Any of them who say ‘let’s put the kettle on,’ when they’re in a crises are the ones I ALWAYS relate to.

Have your ever had writers block?
Nothing that tea and ginger nut biscuits can’t shift!!!

Are there any books by Irish authors that you wish you'd written?
We have a very talented best-selling author called Ciara Geraghty who wrote Saving Grace. She’s perceptive, observant and you laugh out loud reading her. Saving Grace was a terrific read, she does light and dark superbly and you really chortle laughing when reading her books.

Which Irish authors, if any, inspired you to become a writer?
Maeve Binchy was a huge inspiration and was always accessible and a source of knowledge and advice for a fledgling author so it was great to know that if I was unsure of something I could ask her advice. I remember telling her I hated flying and was nervous and she told me to keep an eye on the cabin crew and if they looked calm everything was fine!!! A few years later she held a big party in her house for women in the book trade. Cathy Kelly, Marian Keyes, Sheila O’Flanagan and myself, who are all great friends, had a terrific time and were all made so welcome. The great thing about Maeve was that she never begrudged any of us our success and she was very proud of us and would put our books out to the front of bookshelves if she felt we weren’t displayed well enough! She set the bar high.

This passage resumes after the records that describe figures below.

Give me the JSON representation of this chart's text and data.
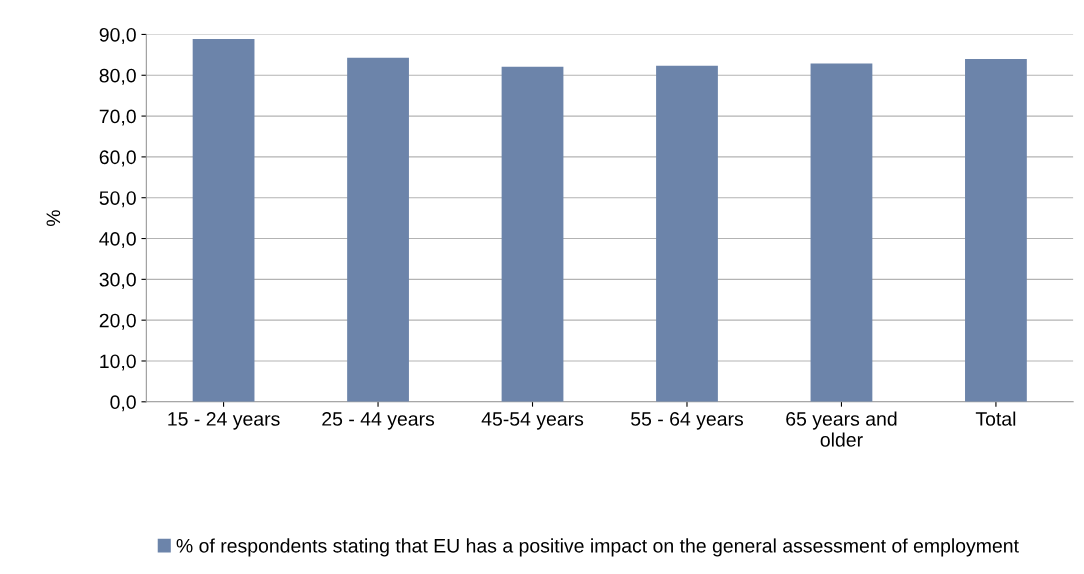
{
  "chart_data": {
    "type": "bar",
    "ylabel": "%",
    "categories": [
      "15 - 24 years",
      "25 - 44 years",
      "45-54 years",
      "55 - 64 years",
      "65 years and\nolder",
      "Total"
    ],
    "series": [
      {
        "name": "% of respondents stating that EU has a positive impact on the general assessment of employment",
        "color": "#6c84aa",
        "values": [
          88.9,
          84.3,
          82.1,
          82.3,
          82.9,
          84.0
        ]
      }
    ],
    "ylim": [
      0,
      90
    ],
    "yticks": [
      {
        "value": 0,
        "label": "0,0"
      },
      {
        "value": 10,
        "label": "10,0"
      },
      {
        "value": 20,
        "label": "20,0"
      },
      {
        "value": 30,
        "label": "30,0"
      },
      {
        "value": 40,
        "label": "40,0"
      },
      {
        "value": 50,
        "label": "50,0"
      },
      {
        "value": 60,
        "label": "60,0"
      },
      {
        "value": 70,
        "label": "70,0"
      },
      {
        "value": 80,
        "label": "80,0"
      },
      {
        "value": 90,
        "label": "90,0"
      }
    ],
    "grid": "y",
    "legend": "bottom"
  }
}
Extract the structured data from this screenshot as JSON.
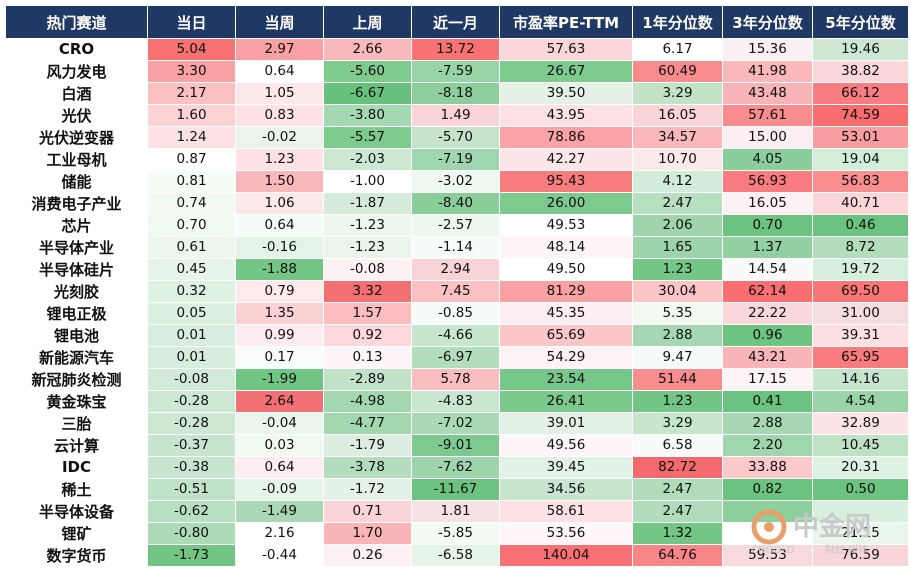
{
  "table": {
    "headers": [
      "热门赛道",
      "当日",
      "当周",
      "上周",
      "近一月",
      "市盈率PE-TTM",
      "1年分位数",
      "3年分位数",
      "5年分位数"
    ],
    "rows": [
      {
        "name": "CRO",
        "values": [
          "5.04",
          "2.97",
          "2.66",
          "13.72",
          "57.63",
          "6.17",
          "15.36",
          "19.46"
        ],
        "colors": [
          "#f87172",
          "#f8a0a2",
          "#f9b9bc",
          "#f87173",
          "#fad6d9",
          "#ffffff",
          "#f8f0f3",
          "#cde7d3"
        ]
      },
      {
        "name": "风力发电",
        "values": [
          "3.30",
          "0.64",
          "-5.60",
          "-7.59",
          "26.67",
          "60.49",
          "41.98",
          "38.82"
        ],
        "colors": [
          "#f9a2a4",
          "#ffffff",
          "#7fca8f",
          "#99d4a6",
          "#7ecb8f",
          "#f88b8d",
          "#fbb8bb",
          "#fad7da"
        ]
      },
      {
        "name": "白酒",
        "values": [
          "2.17",
          "1.05",
          "-6.67",
          "-8.18",
          "39.50",
          "3.29",
          "43.48",
          "66.12"
        ],
        "colors": [
          "#fbc0c2",
          "#fce7ea",
          "#65c17b",
          "#8dcf9c",
          "#e4f2e6",
          "#c3e3c9",
          "#f8b3b6",
          "#f87d80"
        ]
      },
      {
        "name": "光伏",
        "values": [
          "1.60",
          "0.83",
          "-3.80",
          "1.49",
          "43.95",
          "16.05",
          "57.61",
          "74.59"
        ],
        "colors": [
          "#fcd2d5",
          "#fde3e6",
          "#a4d9b1",
          "#fad4d7",
          "#fde2e5",
          "#fad5d8",
          "#f88b8d",
          "#f86d70"
        ]
      },
      {
        "name": "光伏逆变器",
        "values": [
          "1.24",
          "-0.02",
          "-5.57",
          "-5.70",
          "78.86",
          "34.57",
          "15.00",
          "53.01"
        ],
        "colors": [
          "#fde2e5",
          "#e9f4ea",
          "#7ecb8f",
          "#c5e4cb",
          "#f9a3a6",
          "#fbb8bb",
          "#fbeff2",
          "#f89ea0"
        ]
      },
      {
        "name": "工业母机",
        "values": [
          "0.87",
          "1.23",
          "-2.03",
          "-7.19",
          "42.27",
          "10.70",
          "4.05",
          "19.04"
        ],
        "colors": [
          "#ffffff",
          "#fce2e5",
          "#cce8d3",
          "#a0d6ad",
          "#fde6e9",
          "#fbe9ec",
          "#8acf9b",
          "#d2eed8"
        ]
      },
      {
        "name": "储能",
        "values": [
          "0.81",
          "1.50",
          "-1.00",
          "-3.02",
          "95.43",
          "4.12",
          "56.93",
          "56.83"
        ],
        "colors": [
          "#f5fbf5",
          "#f9b8bb",
          "#ffffff",
          "#eef8f0",
          "#f87c7e",
          "#d1ecd8",
          "#f87c7f",
          "#f88e90"
        ]
      },
      {
        "name": "消费电子产业",
        "values": [
          "0.74",
          "1.06",
          "-1.87",
          "-8.40",
          "26.00",
          "2.47",
          "16.05",
          "40.71"
        ],
        "colors": [
          "#f2faf3",
          "#fde8eb",
          "#d5ebda",
          "#8ace9a",
          "#7dca8e",
          "#b9dfc2",
          "#fbf1f4",
          "#fbd6d9"
        ]
      },
      {
        "name": "芯片",
        "values": [
          "0.70",
          "0.64",
          "-1.23",
          "-2.57",
          "49.53",
          "2.06",
          "0.70",
          "0.46"
        ],
        "colors": [
          "#f0f9f2",
          "#f5fbf6",
          "#ecf7ee",
          "#ecf7ee",
          "#ffffff",
          "#9fd4ac",
          "#6cc37f",
          "#6cc37f"
        ]
      },
      {
        "name": "半导体产业",
        "values": [
          "0.61",
          "-0.16",
          "-1.23",
          "-1.14",
          "48.14",
          "1.65",
          "1.37",
          "8.72"
        ],
        "colors": [
          "#ebf6ed",
          "#e5f4e8",
          "#e9f5eb",
          "#f8fcf9",
          "#fdf4f6",
          "#9dd3aa",
          "#91d0a1",
          "#b2dcbc"
        ]
      },
      {
        "name": "半导体硅片",
        "values": [
          "0.45",
          "-1.88",
          "-0.08",
          "2.94",
          "49.50",
          "1.23",
          "14.54",
          "19.72"
        ],
        "colors": [
          "#e6f4e9",
          "#74c687",
          "#fcf1f3",
          "#fad3d6",
          "#ffffff",
          "#75c788",
          "#f8fbf9",
          "#d6efdc"
        ]
      },
      {
        "name": "光刻胶",
        "values": [
          "0.32",
          "0.79",
          "3.32",
          "7.45",
          "81.29",
          "30.04",
          "62.14",
          "69.50"
        ],
        "colors": [
          "#dff1e3",
          "#fdeaed",
          "#f26f72",
          "#fac0c3",
          "#f9a1a3",
          "#fbc5c8",
          "#f86e71",
          "#f87678"
        ]
      },
      {
        "name": "锂电正极",
        "values": [
          "0.05",
          "1.35",
          "1.57",
          "-0.85",
          "45.35",
          "5.35",
          "22.22",
          "31.00"
        ],
        "colors": [
          "#dcf0e0",
          "#fbd1d4",
          "#fbbdc0",
          "#f8fcf9",
          "#fdeef1",
          "#f3faf4",
          "#fad7da",
          "#f6dde1"
        ]
      },
      {
        "name": "锂电池",
        "values": [
          "0.01",
          "0.99",
          "0.92",
          "-4.66",
          "65.69",
          "2.88",
          "0.96",
          "39.31"
        ],
        "colors": [
          "#d6ede0",
          "#fdecef",
          "#fcd8db",
          "#c7e6ce",
          "#fbc6c9",
          "#a5d7b2",
          "#6dc581",
          "#fce0e3"
        ]
      },
      {
        "name": "新能源汽车",
        "values": [
          "0.01",
          "0.17",
          "0.13",
          "-6.97",
          "54.29",
          "9.47",
          "43.21",
          "65.95"
        ],
        "colors": [
          "#d6eddd",
          "#f9fcf9",
          "#fdf5f7",
          "#b2ddbe",
          "#fdf2f4",
          "#f5fbf6",
          "#f8b4b7",
          "#f87c7e"
        ]
      },
      {
        "name": "新冠肺炎检测",
        "values": [
          "-0.08",
          "-1.99",
          "-2.89",
          "5.78",
          "23.54",
          "51.44",
          "17.15",
          "14.16"
        ],
        "colors": [
          "#d2ebd8",
          "#70c584",
          "#c2e3c9",
          "#f9bcbf",
          "#76c789",
          "#f88d8f",
          "#fbf3f5",
          "#c5e6cd"
        ]
      },
      {
        "name": "黄金珠宝",
        "values": [
          "-0.28",
          "2.64",
          "-4.98",
          "-4.83",
          "26.41",
          "1.23",
          "0.41",
          "4.54"
        ],
        "colors": [
          "#cce8d3",
          "#f27073",
          "#a3d7b0",
          "#c9e7d0",
          "#7bc98c",
          "#73c587",
          "#6bc37f",
          "#9ad3a7"
        ]
      },
      {
        "name": "三胎",
        "values": [
          "-0.28",
          "-0.04",
          "-4.77",
          "-7.02",
          "39.01",
          "3.29",
          "2.88",
          "32.89"
        ],
        "colors": [
          "#cce8d3",
          "#eaf6ec",
          "#a3d7b0",
          "#aadab5",
          "#e4f2e6",
          "#c6e6cd",
          "#a7d8b3",
          "#fbe3e6"
        ]
      },
      {
        "name": "云计算",
        "values": [
          "-0.37",
          "0.03",
          "-1.79",
          "-9.01",
          "49.56",
          "6.58",
          "2.20",
          "10.45"
        ],
        "colors": [
          "#c8e6cf",
          "#f0f9f2",
          "#ddeee1",
          "#7ec98f",
          "#fdf5f7",
          "#f7fcf8",
          "#a0d6ad",
          "#bfe2c6"
        ]
      },
      {
        "name": "IDC",
        "values": [
          "-0.38",
          "0.64",
          "-3.78",
          "-7.62",
          "39.45",
          "82.72",
          "33.88",
          "20.31"
        ],
        "colors": [
          "#c8e6cf",
          "#fcedf0",
          "#b4ddbe",
          "#9fd5ac",
          "#e3f2e6",
          "#f26a6d",
          "#fbc8cb",
          "#def2e3"
        ]
      },
      {
        "name": "稀土",
        "values": [
          "-0.51",
          "-0.09",
          "-1.72",
          "-11.67",
          "34.56",
          "2.47",
          "0.82",
          "0.50"
        ],
        "colors": [
          "#c0e2c8",
          "#e6f5e9",
          "#e5f2e7",
          "#6bc37f",
          "#c8e6cf",
          "#b1dcbb",
          "#6cc480",
          "#6cc37f"
        ]
      },
      {
        "name": "半导体设备",
        "values": [
          "-0.62",
          "-1.49",
          "0.71",
          "1.81",
          "58.61",
          "2.47",
          "",
          ""
        ],
        "colors": [
          "#b9dfc2",
          "#a8d9b4",
          "#fbd4d7",
          "#f9e2e5",
          "#fde1e4",
          "#b1dcbb",
          "#8dcf9d",
          "#d7efdd"
        ]
      },
      {
        "name": "锂矿",
        "values": [
          "-0.80",
          "2.16",
          "1.70",
          "-5.85",
          "53.56",
          "1.32",
          "",
          "21.15"
        ],
        "colors": [
          "#acdab7",
          "#ffffff",
          "#f9b4b7",
          "#f4fbf5",
          "#fef6f8",
          "#74c687",
          "#ffffff",
          "#e8f6eb"
        ]
      },
      {
        "name": "数字货币",
        "values": [
          "-1.73",
          "-0.44",
          "0.26",
          "-6.58",
          "140.04",
          "64.76",
          "59.53",
          "76.59"
        ],
        "colors": [
          "#72c585",
          "#ffffff",
          "#fcf0f3",
          "#e5f4e8",
          "#f87073",
          "#f88587",
          "#f8dade",
          "#f8d5d8"
        ]
      }
    ]
  },
  "watermark": {
    "brand": "中金网",
    "sub": "CNGOLD",
    "tag": "财经 媒体",
    "colors": {
      "ring": "#e8a06a",
      "text": "#c9c9c9"
    }
  }
}
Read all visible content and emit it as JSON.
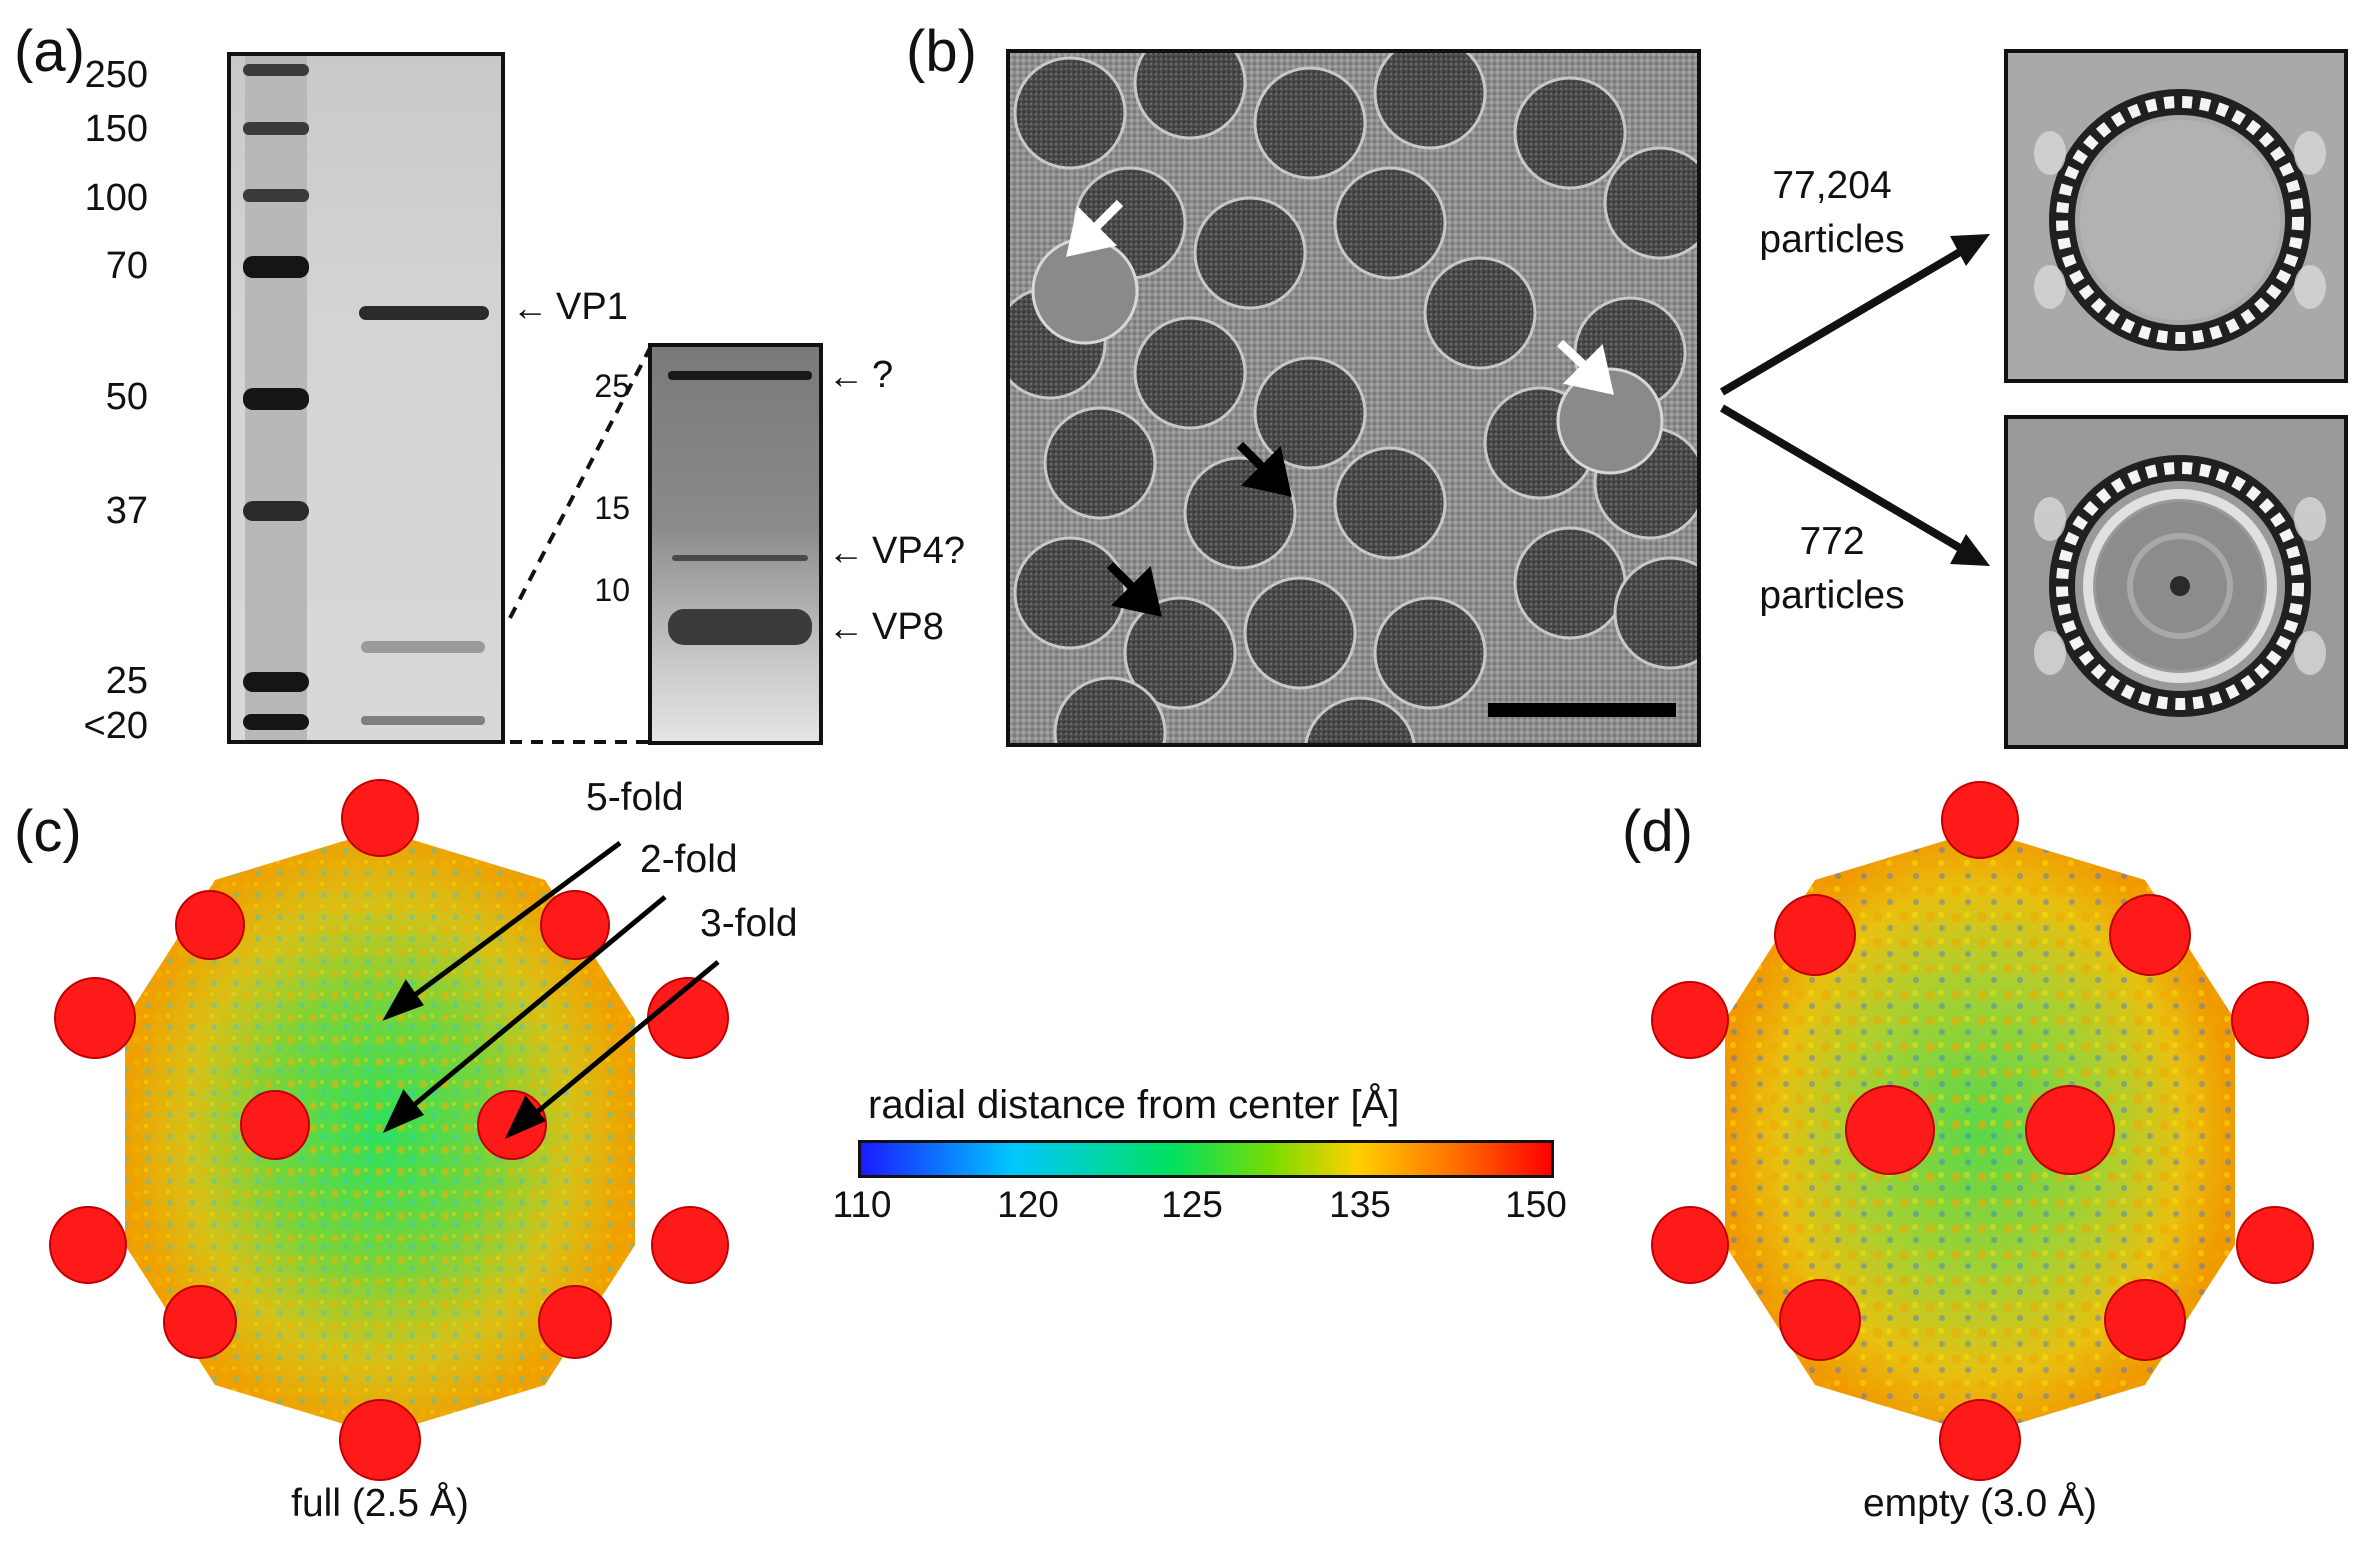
{
  "figure": {
    "panel_a": {
      "letter": "(a)",
      "ladder_markers": [
        "250",
        "150",
        "100",
        "70",
        "50",
        "37",
        "25",
        "<20"
      ],
      "band_labels": [
        "VP1"
      ],
      "inset": {
        "markers": [
          "25",
          "15",
          "10"
        ],
        "band_labels": [
          "?",
          "VP4?",
          "VP8"
        ]
      }
    },
    "panel_b": {
      "letter": "(b)",
      "full_count": "77,204",
      "full_unit": "particles",
      "empty_count": "772",
      "empty_unit": "particles"
    },
    "panel_c": {
      "letter": "(c)",
      "axis_labels": [
        "5-fold",
        "2-fold",
        "3-fold"
      ],
      "caption": "full (2.5 Å)"
    },
    "panel_d": {
      "letter": "(d)",
      "caption": "empty (3.0 Å)"
    },
    "colorbar": {
      "title": "radial distance from center [Å]",
      "ticks": [
        "110",
        "120",
        "125",
        "135",
        "150"
      ],
      "colors": [
        "#1a1aff",
        "#00c8ff",
        "#00e060",
        "#7ddc00",
        "#ffd000",
        "#ff7000",
        "#ff0000"
      ]
    }
  }
}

Brian Moore who wrote The Lonely Passion of Judith Hearne was also a huge inspiration. His depiction of Judith Hearne a lonely spinster of a certain age who has come down in society is riveting. I was so impressed that a male writer could get inside the head of this utterly compelling and complex character. I wanted to do the same with mine.

When you've finished writing a book, do you treat yourself to a reward?
Red wine and chocolate preferably, but it’s usually the middle of the night and I’ve neglected my shopping so a few times it’s been something like hard cheese and stale brown bread and flat coke! And then, when edits etc. are all done a day in a spa!

Where would be your idyllic Irish location for a writing retreat?

I have the idyllic location in Wicklow with a beautiful vista of hills and fields to look at. Peaceful…no landline…not a great phone signal and no internet. Bliss.

What was the first book by an Irish author that you can recall reading?

The Grey Goose of Kilnevin, by a magical children’s writer called Patricia Lynch. It fired my imagination and I can still remember it to this day.

Can you tell us a little bit about your current book? 
With All My Love is about the lives of three generations of women that are set to change forever as the past is revisited and the truth unfolds when a granddaughter finds a letter from her grandmother, which was never given to her. Secrets, lies, betrayals and sacrifices are revealed and the complex bonds between mothers, daughters and granddaughters are intricately explored as my new novel takes the readers into the hearts and homes of a family at war. Does time heal? Can great injustices be forgiven or will spite and bitterness prevail to ruinmore lives? Meaty themes I enjoyed exploring.